Dynamic time warping (DTW) is a useful distance-like similarity measure that allows comparisons of two time-series sequences with varying lengths and speeds. Simple examples include detection of people 'walking' via wearable devices, arrhythmia in ECG, and speech recognition. Notice that whilst DTW is a distance-like quantity, since the triangle inequality doesn't hold, it is not a metric [We thank an avid reader for pointing this out to us].
The measure distinguishes the underlying pattern rather than looking for an exact match in the raw time-series. As its name suggestions, the usual Euclidean distance in problems is replaced with a dynamically adjusted metric. DTW thus allows us to retain the temporal dynamics by directly modeling the time-series.
Figure 1 shows what happens when we compare two time-series, symbolized as a red wave and a blue wave. The top image shows Euclidean matching, which is 1-1. The similarity score between these waves measured by a Euclidean metric would be poor, even though the rough shape of the waves (i.e. the peaks, troughs and plateaus) are similar.
The bottom image shows a similarity score that would be given by Dynamic Time Warping. You can see that the rough shapes of the waves would match up, giving a high similarity score.
In general, events that have similar shapes but different magnitudes, lengths and especially phases can prevent a machine from correctly identifying sequences as similar events using traditional distance metrics. DTW allows us to get around this issue by asynchronously mapping curves together.
DYNAMIC TIME WARPING
To do this, DTW checks all possible paths (subject to certain constraints) from the bottom left to the top right, computing the equivalent of a similarity score between the waves for each. The one with the largest similarity is kept.
The constraints are imposed to limit the otherwise exponential search required and are what you would expect. The most important ones are:
- Monotonicity - path does not go backwards in time
- Continuity - path must be contiguous
- Boundary conditions - path covers full sequence
- Warping windows - path does not wander too far from diagonal
- Slop constraint : path cannot be too steep or too shallow
Using these simple constraints, we are able to model time-series much more effectively. The University of Riverside recently developed a library to do this (UCR Suite - http://www.cs.ucr.edu/~eamonn/UCRsuite.html), which efficiently applies DTW to numerous applications.
A simple example that nicely shows the power of DTW, was trying to look for template matches to Premature Ventricular Contractions (PVC) in a 23 hour ECG recording with over 20,000,000 data points.
Figure 4, shows the template PVC wave that we are looking for and Figure 5, the entire dataset from which we are looking for a match in.
The search took 34.4 seconds (585,000 subsequences per second), with the closest match shown in Figure 5.
A Harvard cardiologist confirmed that this match is indeed an example of PVC.

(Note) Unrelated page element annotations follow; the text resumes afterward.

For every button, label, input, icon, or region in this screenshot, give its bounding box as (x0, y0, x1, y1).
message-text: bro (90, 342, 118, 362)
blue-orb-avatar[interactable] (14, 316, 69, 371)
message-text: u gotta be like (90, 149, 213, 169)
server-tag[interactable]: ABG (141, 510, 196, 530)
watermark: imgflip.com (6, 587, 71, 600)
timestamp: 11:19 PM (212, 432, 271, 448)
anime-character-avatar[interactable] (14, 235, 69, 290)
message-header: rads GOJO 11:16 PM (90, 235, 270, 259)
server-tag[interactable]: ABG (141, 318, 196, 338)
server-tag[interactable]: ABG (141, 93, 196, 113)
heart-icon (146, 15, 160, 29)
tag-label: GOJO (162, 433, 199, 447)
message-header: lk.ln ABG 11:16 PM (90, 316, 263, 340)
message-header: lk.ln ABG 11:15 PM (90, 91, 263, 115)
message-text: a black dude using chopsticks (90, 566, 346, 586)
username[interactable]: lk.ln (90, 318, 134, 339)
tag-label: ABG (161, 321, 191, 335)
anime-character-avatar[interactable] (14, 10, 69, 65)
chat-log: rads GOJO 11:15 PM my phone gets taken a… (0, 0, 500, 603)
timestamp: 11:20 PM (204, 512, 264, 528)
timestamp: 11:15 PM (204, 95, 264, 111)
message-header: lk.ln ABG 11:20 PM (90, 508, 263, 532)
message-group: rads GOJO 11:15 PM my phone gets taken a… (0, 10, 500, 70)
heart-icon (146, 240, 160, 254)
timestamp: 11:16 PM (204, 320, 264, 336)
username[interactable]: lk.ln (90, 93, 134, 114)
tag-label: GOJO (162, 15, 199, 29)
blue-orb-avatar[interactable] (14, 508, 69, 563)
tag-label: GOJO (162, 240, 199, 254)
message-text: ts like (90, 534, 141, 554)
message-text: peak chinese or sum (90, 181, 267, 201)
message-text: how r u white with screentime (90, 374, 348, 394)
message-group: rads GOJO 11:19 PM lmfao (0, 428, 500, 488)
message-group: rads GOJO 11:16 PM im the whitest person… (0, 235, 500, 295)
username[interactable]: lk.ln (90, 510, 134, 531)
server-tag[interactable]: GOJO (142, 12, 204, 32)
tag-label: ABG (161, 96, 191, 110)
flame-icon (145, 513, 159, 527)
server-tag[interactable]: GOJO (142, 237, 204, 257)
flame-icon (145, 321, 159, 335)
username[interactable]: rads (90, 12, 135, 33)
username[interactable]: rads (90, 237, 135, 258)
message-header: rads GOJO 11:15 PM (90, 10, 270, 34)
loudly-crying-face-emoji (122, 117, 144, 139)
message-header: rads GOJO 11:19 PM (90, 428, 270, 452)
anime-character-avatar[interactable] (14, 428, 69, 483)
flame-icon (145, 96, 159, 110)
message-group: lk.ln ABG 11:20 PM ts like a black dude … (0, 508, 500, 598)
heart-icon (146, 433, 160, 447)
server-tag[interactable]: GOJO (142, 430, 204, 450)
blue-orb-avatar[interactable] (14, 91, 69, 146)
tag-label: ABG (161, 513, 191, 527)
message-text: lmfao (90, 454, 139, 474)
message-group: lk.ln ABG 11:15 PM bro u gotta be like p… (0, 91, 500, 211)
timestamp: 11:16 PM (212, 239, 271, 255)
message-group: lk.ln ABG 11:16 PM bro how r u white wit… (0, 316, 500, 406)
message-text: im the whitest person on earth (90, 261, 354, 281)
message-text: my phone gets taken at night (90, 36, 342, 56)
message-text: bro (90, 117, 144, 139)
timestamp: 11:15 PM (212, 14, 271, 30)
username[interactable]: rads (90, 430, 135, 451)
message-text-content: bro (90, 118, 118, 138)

DTW offers a modified distance metric, giving greater flexibility to the model at the cost of higher time and memory complexity. As such, we are also more at risk of over-fitting. We therefore need to carefully consider the bias-variance trade-offs involved and the computational requirements for larger scale projects.
DTW also require template sequences to match against, so it is inherently a supervised algorithm. However, it is possible to do a prescan through our dataset, pick up any interesting signals and find similar ones using DTW.

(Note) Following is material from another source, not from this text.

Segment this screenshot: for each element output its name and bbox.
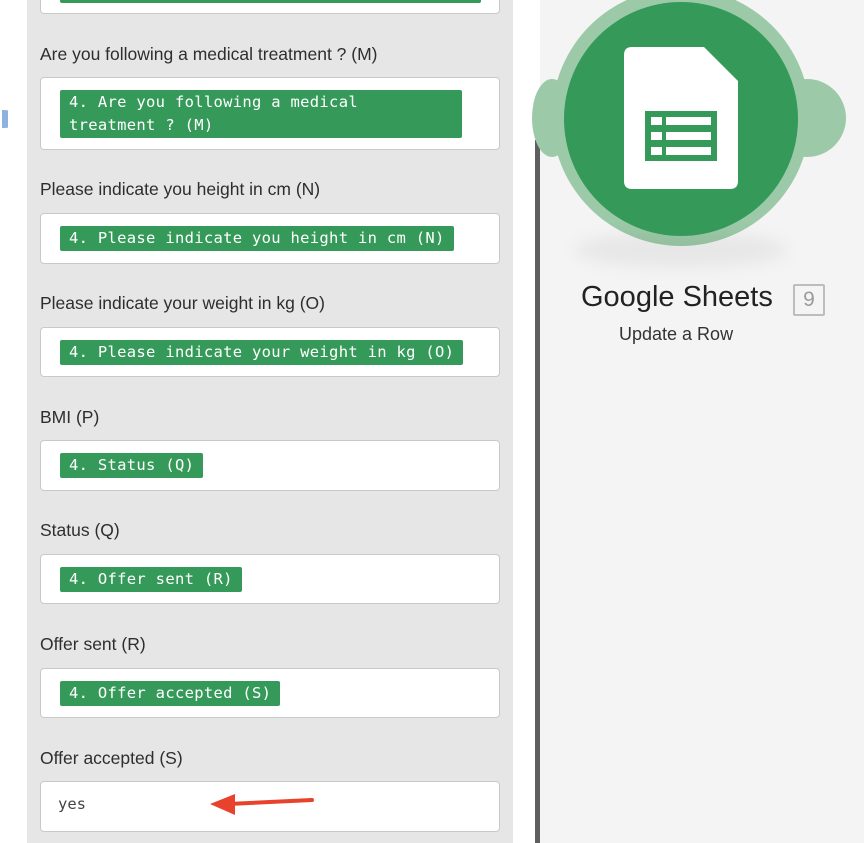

There are numerous applications for using DTW distances in all manners of time-series analysis; any type of (sub)sequence classification in EEG, ECG, DNA, data in the medical field to finding irregularities and anomalies in internet traffic, seismological data, fitness wearables, and speech/word recognition.
For a more detailed example, see our case study on DTW and k-Nearest Neighbor classification. The case study combines DTW with a k=1 nearest neighbor algorithm that reproduces state-of-the-art algorithm accuracies. There has been some work to use DTW with SVMs etc., but this is currently mostly confined to the world of academic research.